What the template is actually doing

The template is not making the writer better. It is removing the places where the writer has to invent structure. Invention is where drift happens. Strip those out and the brief survives across writers.

There is a longer guide on this with examples on the EvvyTools blog - it covers the underlying problem (where writers drift) which makes the seven steps above easier to internalize. The Content Marketing Institute also has a body of work on editorial workflows worth reading once you have your template piloted.

The template is a one-time setup with ongoing returns. Build it once, vet the source bank quarterly, run the two-writer pilot before deploying. Then briefs stop drifting and you stop rebuilding the same article five times.

Step 8: Version the template and review it quarterly

The template is not a one-time artifact. Audience changes. SEO standards change. Source URLs go stale. A template that was right in 2024 is not necessarily right in 2026.

Schedule a quarterly review. Look at the last twenty articles produced from the template. Mark the sections that were rewritten most often on the editorial pass. Those are the sections where the template is leaving room for interpretation. Tighten them in the next version.
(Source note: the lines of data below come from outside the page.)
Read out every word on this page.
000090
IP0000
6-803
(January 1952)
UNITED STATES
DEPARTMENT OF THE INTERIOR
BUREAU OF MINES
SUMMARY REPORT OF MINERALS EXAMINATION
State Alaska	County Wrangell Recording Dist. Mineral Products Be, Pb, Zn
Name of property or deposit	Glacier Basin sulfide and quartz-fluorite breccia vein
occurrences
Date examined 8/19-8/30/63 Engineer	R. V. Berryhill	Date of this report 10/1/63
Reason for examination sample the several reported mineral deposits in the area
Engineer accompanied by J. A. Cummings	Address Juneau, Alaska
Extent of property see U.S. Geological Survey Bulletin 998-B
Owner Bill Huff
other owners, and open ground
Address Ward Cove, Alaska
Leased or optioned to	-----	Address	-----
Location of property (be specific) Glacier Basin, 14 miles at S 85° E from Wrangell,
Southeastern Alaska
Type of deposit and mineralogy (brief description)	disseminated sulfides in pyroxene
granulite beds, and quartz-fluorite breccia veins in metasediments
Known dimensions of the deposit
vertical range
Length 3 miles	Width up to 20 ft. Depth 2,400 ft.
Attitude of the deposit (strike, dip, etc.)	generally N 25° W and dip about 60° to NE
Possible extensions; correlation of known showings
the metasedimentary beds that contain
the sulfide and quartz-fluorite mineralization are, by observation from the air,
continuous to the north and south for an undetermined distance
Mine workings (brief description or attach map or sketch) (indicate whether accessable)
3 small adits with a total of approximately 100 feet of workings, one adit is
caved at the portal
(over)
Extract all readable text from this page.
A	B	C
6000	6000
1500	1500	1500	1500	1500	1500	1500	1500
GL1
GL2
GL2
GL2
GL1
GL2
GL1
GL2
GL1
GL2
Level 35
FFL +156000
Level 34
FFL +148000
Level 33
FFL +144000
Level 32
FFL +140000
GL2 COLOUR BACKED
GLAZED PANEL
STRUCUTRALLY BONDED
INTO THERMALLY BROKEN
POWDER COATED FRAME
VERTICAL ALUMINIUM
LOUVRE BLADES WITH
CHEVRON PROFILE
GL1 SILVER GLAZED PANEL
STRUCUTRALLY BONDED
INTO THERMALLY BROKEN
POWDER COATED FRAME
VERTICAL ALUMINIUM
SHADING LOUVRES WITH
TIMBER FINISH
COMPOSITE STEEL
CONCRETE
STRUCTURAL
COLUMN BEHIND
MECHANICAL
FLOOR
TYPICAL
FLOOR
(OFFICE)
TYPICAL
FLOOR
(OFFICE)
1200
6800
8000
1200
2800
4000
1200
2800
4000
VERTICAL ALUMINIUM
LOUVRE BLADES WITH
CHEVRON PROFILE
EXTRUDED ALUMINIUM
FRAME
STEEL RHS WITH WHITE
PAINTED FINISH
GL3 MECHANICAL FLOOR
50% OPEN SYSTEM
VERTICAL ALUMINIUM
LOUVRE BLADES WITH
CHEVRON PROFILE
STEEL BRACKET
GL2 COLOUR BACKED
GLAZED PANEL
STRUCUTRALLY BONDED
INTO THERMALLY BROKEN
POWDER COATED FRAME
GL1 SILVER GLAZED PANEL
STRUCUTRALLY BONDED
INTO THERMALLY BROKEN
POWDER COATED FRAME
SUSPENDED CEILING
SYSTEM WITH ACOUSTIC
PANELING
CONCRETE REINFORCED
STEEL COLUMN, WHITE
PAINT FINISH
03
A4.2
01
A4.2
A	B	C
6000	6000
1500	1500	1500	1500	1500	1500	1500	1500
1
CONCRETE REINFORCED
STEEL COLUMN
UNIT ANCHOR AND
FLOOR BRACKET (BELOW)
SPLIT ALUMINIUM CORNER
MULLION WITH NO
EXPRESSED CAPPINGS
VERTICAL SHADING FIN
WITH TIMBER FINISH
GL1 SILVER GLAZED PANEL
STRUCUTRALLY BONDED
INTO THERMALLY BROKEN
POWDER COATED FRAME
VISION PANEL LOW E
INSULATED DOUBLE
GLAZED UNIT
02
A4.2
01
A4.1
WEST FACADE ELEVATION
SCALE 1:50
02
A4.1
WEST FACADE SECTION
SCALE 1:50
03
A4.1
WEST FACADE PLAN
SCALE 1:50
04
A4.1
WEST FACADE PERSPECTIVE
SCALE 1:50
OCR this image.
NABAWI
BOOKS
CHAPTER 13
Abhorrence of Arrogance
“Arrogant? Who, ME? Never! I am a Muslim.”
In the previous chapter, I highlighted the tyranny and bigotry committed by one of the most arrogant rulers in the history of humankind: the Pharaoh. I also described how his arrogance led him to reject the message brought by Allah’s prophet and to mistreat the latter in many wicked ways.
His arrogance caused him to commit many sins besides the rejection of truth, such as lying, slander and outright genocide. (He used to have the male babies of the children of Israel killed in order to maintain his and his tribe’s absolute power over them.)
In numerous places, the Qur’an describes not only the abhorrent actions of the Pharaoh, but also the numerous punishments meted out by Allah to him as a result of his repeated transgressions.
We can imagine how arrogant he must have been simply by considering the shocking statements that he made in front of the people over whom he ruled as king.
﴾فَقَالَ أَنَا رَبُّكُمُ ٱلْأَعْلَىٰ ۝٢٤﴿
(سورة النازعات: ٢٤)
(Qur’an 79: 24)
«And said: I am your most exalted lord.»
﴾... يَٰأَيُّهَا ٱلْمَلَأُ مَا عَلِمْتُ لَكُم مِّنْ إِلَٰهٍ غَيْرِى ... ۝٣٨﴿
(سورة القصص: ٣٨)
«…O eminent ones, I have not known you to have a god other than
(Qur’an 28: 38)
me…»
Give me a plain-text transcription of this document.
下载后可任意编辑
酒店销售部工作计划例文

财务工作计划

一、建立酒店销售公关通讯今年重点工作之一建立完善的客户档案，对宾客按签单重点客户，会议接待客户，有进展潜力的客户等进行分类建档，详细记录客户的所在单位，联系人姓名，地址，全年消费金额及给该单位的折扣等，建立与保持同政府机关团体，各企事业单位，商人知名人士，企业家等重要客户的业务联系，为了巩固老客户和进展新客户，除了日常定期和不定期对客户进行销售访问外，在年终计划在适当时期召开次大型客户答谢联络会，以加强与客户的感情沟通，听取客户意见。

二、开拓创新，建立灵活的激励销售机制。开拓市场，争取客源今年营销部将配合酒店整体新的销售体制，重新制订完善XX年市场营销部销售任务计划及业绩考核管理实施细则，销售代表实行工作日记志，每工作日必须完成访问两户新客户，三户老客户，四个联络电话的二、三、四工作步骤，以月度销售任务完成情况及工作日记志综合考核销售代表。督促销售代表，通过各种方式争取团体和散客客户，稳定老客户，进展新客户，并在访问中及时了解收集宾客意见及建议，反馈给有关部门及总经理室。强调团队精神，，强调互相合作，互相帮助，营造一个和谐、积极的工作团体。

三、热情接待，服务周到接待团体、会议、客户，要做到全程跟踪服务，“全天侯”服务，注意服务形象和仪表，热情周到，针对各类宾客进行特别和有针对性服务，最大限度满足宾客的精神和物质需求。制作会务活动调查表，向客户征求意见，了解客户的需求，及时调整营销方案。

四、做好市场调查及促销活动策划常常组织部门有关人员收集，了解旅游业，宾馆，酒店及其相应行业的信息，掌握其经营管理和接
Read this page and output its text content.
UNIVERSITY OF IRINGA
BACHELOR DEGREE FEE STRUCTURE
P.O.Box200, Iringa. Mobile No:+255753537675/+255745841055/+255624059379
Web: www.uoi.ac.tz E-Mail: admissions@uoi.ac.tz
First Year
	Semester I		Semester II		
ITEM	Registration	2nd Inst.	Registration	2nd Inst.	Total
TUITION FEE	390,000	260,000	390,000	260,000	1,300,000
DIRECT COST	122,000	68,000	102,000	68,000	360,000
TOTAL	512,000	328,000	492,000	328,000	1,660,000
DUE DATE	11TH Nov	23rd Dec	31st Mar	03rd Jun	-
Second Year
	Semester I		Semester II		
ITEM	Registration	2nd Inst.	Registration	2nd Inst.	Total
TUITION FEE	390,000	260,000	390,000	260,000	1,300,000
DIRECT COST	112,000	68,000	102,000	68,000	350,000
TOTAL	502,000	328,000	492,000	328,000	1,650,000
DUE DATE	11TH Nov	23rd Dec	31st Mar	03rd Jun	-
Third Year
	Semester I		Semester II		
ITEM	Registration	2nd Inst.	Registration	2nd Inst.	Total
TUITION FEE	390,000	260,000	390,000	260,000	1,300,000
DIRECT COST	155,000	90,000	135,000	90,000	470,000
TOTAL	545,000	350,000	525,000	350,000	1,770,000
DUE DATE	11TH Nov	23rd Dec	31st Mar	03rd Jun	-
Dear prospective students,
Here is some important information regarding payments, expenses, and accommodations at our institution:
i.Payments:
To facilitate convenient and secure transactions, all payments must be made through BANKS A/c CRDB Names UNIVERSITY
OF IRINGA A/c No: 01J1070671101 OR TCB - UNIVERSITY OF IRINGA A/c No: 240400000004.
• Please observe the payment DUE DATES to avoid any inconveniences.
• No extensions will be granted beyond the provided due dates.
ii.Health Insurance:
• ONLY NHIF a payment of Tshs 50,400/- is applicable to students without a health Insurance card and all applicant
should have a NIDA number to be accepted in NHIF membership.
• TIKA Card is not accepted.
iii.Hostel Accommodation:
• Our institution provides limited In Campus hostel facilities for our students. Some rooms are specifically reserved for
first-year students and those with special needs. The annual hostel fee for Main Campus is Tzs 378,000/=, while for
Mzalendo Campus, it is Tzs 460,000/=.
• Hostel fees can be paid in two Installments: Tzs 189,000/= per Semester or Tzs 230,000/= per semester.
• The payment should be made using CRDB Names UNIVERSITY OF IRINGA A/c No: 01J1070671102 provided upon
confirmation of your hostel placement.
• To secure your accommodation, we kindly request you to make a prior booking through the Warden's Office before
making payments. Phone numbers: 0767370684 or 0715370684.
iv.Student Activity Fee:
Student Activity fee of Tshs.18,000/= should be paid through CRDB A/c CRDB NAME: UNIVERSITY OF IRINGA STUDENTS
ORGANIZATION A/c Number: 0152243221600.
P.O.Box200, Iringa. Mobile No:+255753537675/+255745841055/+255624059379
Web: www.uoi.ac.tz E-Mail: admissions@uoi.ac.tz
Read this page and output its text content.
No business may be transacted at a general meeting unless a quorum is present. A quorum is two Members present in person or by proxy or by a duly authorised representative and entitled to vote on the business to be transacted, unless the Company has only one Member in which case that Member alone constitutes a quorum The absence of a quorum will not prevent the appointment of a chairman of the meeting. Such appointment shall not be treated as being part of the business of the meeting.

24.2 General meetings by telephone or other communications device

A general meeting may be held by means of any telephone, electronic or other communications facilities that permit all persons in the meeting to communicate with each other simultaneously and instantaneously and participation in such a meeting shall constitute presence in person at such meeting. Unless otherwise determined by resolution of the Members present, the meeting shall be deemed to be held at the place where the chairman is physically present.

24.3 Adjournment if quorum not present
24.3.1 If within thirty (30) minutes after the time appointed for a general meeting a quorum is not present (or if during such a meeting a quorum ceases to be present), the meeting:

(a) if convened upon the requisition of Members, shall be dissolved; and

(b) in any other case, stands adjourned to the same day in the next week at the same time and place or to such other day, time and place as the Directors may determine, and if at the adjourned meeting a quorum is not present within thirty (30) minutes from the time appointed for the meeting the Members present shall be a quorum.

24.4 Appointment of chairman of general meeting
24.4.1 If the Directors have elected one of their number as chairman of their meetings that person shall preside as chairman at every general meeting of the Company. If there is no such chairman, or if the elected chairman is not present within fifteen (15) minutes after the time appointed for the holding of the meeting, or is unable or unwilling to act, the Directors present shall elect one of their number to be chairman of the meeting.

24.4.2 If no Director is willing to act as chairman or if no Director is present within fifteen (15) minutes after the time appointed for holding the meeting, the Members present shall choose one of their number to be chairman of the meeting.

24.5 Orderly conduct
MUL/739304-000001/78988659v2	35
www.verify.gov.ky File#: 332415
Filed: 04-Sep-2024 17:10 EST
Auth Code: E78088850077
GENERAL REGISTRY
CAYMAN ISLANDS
Also audit the source bank. Pull every URL with a simple link checker, drop the dead ones, and refresh the topic tags as your content series expands. The Schema.org Article reference is unlikely to move, but other URLs do.

Version the template explicitly - v1.0, v1.1, v2.0 - so writers and editors know which version a brief was generated from. That makes it possible to attribute drift to a template revision rather than to a writer, which keeps the conversation about format instead of about discipline.

What the template earns you over a year

A team running ten briefs a week through a constraints-first template versus a loose one will see meaningful differences in editorial throughput by quarter two. Editorial pass time per article drops noticeably. Briefs themselves take fifteen minutes longer to write but save thirty to forty-five minutes per article on the edit.

Across a year, that is several hundred hours of editorial time recovered. The template is one of the highest-leverage one-time setups in a content operation.